Campaigns will also need to go outside the lines of just checking voter records and data. Of course this has always been true. But one reason it’s even more true now is that there’s been a radical expansion of democratic participation since 2016. Florida voters approved felon voter rehabilitation in 2018. Other states are following suit either legislatively or through referendum. Even the new Democratically-controlled U.S. House of Representatives is on board. This is amazing, by the way —we must restore the Voting Rights Act and go much further to make the franchise universal. As a practical matter, moving these new voters will mean reaching beyond voter records, obviously, because these folks haven’t voted in a while or maybe ever. New files will be have to built based on interest or on other kinds of data. Smart voter organizing groups like Latino Victory are stepping up their voter participation game for 2020. “In 2018, Latino Victory endorsed 58 candidates, 43 of whom won their elections,” writes Rafael Bernal at The Hill. Using consumer records to fill holes in voter files is also a valid option.
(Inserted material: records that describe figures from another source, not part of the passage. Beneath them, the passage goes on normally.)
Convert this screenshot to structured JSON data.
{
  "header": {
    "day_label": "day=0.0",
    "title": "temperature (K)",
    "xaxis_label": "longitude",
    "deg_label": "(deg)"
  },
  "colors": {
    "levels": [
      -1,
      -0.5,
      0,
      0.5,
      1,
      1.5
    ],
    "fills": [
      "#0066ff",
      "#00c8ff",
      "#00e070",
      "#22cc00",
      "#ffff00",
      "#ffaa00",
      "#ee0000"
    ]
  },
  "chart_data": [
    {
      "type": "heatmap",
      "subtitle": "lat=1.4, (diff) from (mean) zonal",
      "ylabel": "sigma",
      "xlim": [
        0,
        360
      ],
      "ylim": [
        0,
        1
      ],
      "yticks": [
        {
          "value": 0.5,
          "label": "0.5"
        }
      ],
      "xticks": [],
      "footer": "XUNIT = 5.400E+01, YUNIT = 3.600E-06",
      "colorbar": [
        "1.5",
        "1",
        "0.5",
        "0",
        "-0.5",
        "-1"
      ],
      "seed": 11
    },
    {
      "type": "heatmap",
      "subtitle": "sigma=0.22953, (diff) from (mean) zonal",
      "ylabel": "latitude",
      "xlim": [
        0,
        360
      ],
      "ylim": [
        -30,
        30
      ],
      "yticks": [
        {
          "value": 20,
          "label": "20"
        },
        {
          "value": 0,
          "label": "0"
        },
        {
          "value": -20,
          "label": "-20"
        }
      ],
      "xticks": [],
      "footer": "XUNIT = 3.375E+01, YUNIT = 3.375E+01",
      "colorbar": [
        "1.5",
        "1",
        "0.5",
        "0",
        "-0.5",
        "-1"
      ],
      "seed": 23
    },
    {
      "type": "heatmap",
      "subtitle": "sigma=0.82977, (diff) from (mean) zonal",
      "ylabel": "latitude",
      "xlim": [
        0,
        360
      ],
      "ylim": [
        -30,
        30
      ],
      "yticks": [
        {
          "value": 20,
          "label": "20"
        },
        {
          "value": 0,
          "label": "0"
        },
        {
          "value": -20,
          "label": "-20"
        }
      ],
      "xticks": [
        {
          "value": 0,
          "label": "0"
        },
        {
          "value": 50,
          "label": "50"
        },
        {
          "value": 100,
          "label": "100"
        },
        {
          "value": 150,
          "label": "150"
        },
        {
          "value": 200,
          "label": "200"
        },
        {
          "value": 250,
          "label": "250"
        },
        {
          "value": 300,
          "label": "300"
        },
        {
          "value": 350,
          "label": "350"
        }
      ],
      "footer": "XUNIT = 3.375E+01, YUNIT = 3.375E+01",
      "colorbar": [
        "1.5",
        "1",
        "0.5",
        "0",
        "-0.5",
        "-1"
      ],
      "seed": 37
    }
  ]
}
So here’s the perfect storm: Twitter has peaked. Other platforms are hemorrhaging users. But voter registration and participation is rapidly expanding. It’s a perfect storm of both high turnout and issue-focused specificity. Role Call’s Nathan Gonzales says: “the bases of both parties should be at a fever pitch because of Trump and a potentially progressive Democratic nominee, with issues such as the Supreme Court, immigration, health care, and the economy at the forefront of people’s minds. And independent voters may feel pressure, after four years, to take a stance for or against a polarizing president.”

Managing public narratives is always going to be important. But campaigns need to manage — in a rapidly expanding field of new voters — volunteer recruiting and participation. More people voting means more people available to do all the things we need to do besides voting to make our candidates win.